Creative Recreation for the Mentally Retarded
Amary
1975
I pulled this book from an academic library. The library in question had a large education program and this type of material would be appropriate from an academic perspective. Obviously, the use of “retarded” is inappropriate for a modern publication. Academic collections have different criteria since the use is primarily for scholarship and not for actual consumption. Different use requires different standards for weeding.
Special education students were largely ignored by most public schools until 1975 with the passage of Education for All Handicapped Children Act. The 1970s and 1980s saw huge changes in the laws and education of special needs children. In a public library setting in 2022, the title is disrespectful and smacks of “otherness.”
To researchers, this book may have value. To parents and educators dealing with special needs education issues, this book is all wrong. Weeding isn’t just re-purposing or recycling. It is about finding the right place for a title.
All seriousness aside, what is the deal with these illustrations?
Mary
The illustrator missed their calling and Mike Judge stole the idea to create Beavis and Butthead…..or did he?…….!?!?!?!
By the Way, Beavis and Butthead are blamed for several deaths because children copied the antics, but no they didn’t: courts found that the people didn’t have cable tv for the children to watch the shows on MTV in the first place. All this makes me think of all those Old Merry Melodies cartoons that are so undeniably racist and are always diffused on broadcast tv and no one blames them or even censors them for racism, but I think guns have been edited out. Cartoons are not meant for children unless they’re on PBS.

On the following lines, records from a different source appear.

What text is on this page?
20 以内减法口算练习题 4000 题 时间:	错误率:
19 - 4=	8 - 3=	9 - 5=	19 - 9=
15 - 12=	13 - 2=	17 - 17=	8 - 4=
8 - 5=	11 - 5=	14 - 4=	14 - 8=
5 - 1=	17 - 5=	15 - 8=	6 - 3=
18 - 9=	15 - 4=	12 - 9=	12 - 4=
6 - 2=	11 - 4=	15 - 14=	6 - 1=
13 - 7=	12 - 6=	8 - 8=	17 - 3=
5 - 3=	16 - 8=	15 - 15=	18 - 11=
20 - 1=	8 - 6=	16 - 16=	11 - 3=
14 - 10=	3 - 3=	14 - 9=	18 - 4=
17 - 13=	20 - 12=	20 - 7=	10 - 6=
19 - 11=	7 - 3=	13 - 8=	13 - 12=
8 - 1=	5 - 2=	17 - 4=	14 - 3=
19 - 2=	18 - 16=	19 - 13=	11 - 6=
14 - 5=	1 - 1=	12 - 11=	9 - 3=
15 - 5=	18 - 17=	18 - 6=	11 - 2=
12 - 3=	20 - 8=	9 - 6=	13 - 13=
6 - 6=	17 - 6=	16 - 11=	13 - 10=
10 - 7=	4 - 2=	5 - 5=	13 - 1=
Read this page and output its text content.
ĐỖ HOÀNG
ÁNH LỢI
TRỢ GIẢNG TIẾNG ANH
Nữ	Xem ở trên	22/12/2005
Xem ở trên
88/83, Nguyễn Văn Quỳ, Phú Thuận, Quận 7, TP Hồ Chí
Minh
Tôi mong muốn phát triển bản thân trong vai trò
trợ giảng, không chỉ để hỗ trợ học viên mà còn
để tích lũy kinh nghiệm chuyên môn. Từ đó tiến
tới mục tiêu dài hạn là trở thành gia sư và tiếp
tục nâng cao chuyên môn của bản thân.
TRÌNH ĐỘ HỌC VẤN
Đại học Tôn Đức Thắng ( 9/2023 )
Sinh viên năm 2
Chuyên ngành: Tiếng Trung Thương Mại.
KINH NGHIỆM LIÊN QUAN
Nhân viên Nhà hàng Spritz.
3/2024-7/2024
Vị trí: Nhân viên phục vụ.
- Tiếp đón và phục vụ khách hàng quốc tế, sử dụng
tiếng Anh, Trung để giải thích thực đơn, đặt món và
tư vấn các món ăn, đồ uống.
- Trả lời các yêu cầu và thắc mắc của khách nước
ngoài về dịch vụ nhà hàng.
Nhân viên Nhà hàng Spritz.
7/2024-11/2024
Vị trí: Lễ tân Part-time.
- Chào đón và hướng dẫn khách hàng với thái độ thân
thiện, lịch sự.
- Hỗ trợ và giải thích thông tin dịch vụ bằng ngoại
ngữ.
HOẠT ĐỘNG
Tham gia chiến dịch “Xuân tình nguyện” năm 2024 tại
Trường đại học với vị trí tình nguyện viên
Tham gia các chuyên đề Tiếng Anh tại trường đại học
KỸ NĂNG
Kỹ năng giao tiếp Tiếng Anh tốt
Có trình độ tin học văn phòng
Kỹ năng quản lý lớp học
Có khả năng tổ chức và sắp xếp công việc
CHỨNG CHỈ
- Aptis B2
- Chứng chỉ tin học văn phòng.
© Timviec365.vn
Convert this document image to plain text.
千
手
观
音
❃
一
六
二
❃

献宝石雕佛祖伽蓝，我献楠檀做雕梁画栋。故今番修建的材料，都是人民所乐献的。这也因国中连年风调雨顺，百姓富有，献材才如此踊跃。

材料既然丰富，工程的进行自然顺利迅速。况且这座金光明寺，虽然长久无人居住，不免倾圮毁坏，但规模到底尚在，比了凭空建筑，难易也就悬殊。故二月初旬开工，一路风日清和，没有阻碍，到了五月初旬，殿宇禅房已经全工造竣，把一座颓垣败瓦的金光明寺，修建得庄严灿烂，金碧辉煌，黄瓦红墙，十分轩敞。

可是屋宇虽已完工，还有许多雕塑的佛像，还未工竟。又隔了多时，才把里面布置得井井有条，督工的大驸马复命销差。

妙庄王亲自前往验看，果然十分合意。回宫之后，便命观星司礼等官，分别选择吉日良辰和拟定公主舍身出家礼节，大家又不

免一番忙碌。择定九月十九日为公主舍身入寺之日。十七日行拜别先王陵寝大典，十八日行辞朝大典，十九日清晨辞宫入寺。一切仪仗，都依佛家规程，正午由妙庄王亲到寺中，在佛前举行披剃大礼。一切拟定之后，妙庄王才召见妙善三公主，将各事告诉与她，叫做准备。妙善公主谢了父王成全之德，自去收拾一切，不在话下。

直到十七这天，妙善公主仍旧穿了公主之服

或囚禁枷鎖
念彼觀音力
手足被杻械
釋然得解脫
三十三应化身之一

But Merrie Melodies *has* been censored for racism. They even have a list of cartoons called “The Censored Eleven”, which have been withheld from syndication in the US. Not that it’s really changed people’s racist and stereotypical feelings one bit.
I watched those old ‘toons when I was that age – probably kept me from getting some bad ideas my parents would have had to explain against.
Just as bad as when you featured it 13 years ago! 😀
I can’t decide what is worse – the “camel fight’ from this set of illustrations, or the old cover with “do a wheelie in your wheelchair to kick the trash can over.”
Those games look suitable for kids of many ages and IQ levels, frankly, although the camel one is just asking for injuries regardless of the people involved.
Yes, nothing will brighten up the day-to-day existence of anyone like wandering around boring minimalist replicas of every day buildings. Take them to a real damn ice cream parlor.
Even in an academic library, I question the value of this book, except to show how bad things were back then — which we already knew.
Wow… I think most of these “activities” are bad ideas for anybody!
What is the “symbol of leadership” on the title page? I can’t figure it out.
Darned if I know. Looks like it might be a person with a wing-like cape stretched out to the sides, but it’s so abstract I can’t be sure. My boss was a university professor and he had chapters in books by this publisher, so I’ve seen it before
It’s “The Bannerstone”. I’m even more confused after reading the publisher’s descriptive poem about it: http://www.mys1cloud.com/cct/Bannerstonepoem.pdf
This poem deserves its very own WTF.
https://en.wikipedia.org/wiki/Bannerstone
has the details.
It’s a Native American artifact they swiped for their own use. Gosh, cultural appropriation, what a surprise.
I guess when you have a publishing company you can do whatever you want…?
Batman?
Thanks, @paulslaughter and @lurkertype
The title not so much “disrespectful” as it was the term for the time. The intended audience knew this term and what it meant. Historians (which, like it or not, you can be classified as) should work harder at understanding that era and not judging it. We, of course, would not use that term now but there are a dozen terms you use regularly that will get you banned for life by future, more “enlightened” generations.